I am running for Eli, my son, the strongest & bravest person I know. Eli is diagnosed with a rare form of Limb Girdle Muscular Dystrophy. Rare is never a word you want to hear before a diagnosis because it means we often don’t have answers to what is going on with his health. Eli’s rarest symptom of his diagnosis is that he has brain atrophy, and it’s happening faster than expected. Eli struggles with feeding intolerance - he feeds with a central line, cortically blind, limited muscle strength/ control, needs respiratory treatments, slow GI motility, and managing pain. Eli has had more surgeries, blood draws, hospitalizations, doctor appointments, MRIs, tests, etc. in his short 4 years of life than anyone should have in a long life time.

Despite this… Eli continues to amaze doctors with small miracles, continues to smile and warm the hearts of many, and when feeling good has an unexplainable joy. We are learning to take one day at a time and enjoy every minute we get with him on this side of Heaven. If you’ve had the privilege to meet him, you know that his smile and laugh are infectious. You know that he loves to cuddle. You know that he loves to kick, play in water, wiggle to music, and bounce. Eli’s life has a strong purpose and plan, and as his mother it is my joy to share his story with anyone that will listen. He has touched so many lives already and I am so lucky to be along for the crazy ride.

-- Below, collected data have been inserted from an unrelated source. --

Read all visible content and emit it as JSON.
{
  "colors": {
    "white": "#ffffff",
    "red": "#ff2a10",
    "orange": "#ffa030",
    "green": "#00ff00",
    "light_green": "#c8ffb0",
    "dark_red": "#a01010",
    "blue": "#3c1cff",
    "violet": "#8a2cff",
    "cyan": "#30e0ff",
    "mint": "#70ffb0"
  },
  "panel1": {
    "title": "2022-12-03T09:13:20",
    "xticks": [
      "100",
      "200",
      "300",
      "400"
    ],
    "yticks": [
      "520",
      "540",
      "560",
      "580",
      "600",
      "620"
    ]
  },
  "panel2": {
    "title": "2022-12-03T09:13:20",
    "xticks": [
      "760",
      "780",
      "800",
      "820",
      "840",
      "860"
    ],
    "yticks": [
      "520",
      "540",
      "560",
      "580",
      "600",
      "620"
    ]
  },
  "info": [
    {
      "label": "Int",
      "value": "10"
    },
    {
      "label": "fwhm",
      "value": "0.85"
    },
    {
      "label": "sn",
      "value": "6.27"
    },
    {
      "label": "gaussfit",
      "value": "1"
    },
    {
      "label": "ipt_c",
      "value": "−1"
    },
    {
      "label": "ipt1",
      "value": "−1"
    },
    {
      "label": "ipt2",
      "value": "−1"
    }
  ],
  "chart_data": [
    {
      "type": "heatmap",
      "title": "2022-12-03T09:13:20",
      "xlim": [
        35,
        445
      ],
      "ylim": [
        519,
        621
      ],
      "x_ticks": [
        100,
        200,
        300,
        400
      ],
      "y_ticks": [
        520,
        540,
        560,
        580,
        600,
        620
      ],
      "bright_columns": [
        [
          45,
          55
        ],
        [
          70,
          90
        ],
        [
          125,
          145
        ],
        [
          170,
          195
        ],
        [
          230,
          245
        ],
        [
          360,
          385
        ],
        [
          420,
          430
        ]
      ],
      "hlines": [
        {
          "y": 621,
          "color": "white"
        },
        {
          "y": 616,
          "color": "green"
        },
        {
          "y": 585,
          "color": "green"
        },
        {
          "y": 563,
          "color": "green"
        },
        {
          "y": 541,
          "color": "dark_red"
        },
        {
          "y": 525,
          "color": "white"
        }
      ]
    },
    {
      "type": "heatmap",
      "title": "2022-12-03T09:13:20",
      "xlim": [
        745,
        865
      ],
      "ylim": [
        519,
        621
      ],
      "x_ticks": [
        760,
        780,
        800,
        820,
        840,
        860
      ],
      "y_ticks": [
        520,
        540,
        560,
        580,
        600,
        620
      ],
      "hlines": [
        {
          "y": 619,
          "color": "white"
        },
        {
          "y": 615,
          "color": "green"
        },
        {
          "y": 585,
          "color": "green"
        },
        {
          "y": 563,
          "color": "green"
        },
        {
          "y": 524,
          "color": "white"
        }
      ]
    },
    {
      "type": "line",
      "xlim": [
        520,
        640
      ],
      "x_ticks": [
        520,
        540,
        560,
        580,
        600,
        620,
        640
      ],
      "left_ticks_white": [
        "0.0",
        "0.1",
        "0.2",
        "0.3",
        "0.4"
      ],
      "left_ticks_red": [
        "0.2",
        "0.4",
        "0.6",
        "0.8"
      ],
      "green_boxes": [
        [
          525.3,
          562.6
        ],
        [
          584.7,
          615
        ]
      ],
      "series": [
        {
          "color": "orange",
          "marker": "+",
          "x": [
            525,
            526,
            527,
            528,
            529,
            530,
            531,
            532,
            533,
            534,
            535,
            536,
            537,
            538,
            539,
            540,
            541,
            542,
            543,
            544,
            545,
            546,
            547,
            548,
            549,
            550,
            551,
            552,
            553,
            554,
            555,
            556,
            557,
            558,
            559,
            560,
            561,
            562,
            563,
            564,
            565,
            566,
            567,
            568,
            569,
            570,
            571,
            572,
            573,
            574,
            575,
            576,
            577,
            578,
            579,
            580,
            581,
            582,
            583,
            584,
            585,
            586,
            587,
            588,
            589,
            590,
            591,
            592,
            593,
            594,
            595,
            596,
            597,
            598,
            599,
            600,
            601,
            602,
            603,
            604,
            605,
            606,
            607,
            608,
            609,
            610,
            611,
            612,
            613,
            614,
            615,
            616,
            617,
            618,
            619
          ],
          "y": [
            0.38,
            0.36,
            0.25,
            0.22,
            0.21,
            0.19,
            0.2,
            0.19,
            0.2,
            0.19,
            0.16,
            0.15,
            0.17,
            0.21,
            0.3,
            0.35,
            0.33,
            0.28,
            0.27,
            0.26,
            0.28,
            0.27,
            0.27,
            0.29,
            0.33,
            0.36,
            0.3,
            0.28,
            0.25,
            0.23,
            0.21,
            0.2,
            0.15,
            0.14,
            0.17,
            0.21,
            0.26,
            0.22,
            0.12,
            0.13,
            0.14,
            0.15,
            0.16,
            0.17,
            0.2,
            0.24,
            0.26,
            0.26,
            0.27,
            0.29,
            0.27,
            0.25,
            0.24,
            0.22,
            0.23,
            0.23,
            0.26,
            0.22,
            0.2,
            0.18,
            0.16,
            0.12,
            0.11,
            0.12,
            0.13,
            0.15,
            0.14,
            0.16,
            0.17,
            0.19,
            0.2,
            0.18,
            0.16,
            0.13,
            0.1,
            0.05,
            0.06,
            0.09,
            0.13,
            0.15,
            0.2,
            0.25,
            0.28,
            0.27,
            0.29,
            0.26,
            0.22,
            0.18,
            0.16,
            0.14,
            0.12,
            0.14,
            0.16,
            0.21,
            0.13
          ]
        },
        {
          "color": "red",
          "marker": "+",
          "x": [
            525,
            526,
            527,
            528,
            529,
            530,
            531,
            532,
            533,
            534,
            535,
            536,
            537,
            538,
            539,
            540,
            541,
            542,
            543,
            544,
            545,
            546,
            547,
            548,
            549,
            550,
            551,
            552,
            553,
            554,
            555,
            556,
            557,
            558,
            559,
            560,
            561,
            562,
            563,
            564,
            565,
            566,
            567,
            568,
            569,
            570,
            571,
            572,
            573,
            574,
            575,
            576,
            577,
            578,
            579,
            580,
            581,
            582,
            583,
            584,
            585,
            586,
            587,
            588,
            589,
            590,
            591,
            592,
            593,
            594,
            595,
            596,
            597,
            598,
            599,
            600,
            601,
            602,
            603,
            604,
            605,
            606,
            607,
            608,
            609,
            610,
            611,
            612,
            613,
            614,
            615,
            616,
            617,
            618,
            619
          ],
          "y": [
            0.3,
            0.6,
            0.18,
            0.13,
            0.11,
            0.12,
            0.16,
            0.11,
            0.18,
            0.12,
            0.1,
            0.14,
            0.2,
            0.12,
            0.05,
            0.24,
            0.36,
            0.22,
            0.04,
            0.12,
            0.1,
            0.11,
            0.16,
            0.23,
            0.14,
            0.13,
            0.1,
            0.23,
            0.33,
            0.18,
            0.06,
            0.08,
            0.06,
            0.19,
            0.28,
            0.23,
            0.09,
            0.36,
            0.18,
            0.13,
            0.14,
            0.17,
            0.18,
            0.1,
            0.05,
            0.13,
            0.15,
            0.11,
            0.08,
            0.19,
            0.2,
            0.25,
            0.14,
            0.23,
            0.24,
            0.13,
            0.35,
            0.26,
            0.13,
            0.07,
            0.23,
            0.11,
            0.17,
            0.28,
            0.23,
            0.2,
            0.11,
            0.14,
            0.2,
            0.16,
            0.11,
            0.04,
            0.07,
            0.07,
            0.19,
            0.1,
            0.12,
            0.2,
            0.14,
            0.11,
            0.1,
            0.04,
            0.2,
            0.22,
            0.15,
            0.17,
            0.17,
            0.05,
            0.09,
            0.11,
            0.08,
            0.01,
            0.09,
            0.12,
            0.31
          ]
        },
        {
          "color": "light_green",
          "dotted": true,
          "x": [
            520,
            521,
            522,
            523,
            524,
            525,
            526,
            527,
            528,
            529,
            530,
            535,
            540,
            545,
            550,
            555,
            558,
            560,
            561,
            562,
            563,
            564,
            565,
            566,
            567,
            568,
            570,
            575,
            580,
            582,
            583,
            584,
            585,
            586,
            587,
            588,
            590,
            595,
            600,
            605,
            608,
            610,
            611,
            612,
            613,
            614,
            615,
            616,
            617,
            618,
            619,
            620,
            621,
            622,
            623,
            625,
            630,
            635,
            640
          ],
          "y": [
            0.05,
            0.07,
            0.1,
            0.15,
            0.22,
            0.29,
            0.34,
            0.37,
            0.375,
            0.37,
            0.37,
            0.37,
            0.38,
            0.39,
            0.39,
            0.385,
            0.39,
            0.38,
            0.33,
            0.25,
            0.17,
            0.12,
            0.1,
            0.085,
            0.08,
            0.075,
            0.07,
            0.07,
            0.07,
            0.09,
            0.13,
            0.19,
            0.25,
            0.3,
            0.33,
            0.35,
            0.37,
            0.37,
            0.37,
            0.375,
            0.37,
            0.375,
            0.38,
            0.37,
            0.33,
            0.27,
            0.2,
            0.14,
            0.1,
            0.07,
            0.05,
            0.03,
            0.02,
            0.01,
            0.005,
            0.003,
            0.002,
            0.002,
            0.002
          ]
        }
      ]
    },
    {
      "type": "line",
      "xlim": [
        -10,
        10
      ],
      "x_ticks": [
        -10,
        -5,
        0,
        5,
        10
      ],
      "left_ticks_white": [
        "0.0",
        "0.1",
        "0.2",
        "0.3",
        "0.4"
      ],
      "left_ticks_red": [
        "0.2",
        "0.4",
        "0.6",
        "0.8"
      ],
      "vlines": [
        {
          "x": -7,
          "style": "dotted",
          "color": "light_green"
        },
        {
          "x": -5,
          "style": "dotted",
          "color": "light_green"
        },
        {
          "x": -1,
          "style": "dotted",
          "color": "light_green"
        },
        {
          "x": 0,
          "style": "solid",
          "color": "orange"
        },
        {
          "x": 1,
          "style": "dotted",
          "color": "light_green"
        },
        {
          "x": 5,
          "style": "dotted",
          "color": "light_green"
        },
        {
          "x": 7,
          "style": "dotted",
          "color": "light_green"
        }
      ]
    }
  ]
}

After my 3rd Chicago marathon years ago, I thought I would never do another one… then Team Eli was created in 2018 and I signed up for Chicago 2018 marathon (my 4th marathon). The support, team, love, and donations we received was mind blowing… I’ve been on a high since Chicago 2018 marathon from all that support for Team Eli. But it’s time to get back at it again. It’s time to put more miles in for my son. It’s time to keep telling his story.

I run because he can’t. I run because he made me a mom. I run because he has taught me how to be brave. I run because he has taught me to never say never. I run because I want to bring awareness to a rare disease. I run because his type of MD NEEDS more research and answers. Please join me in supporting MDA for Eli, my real life superhero. Any donation makes a difference. Thank you from the bottom of this momma’s heart.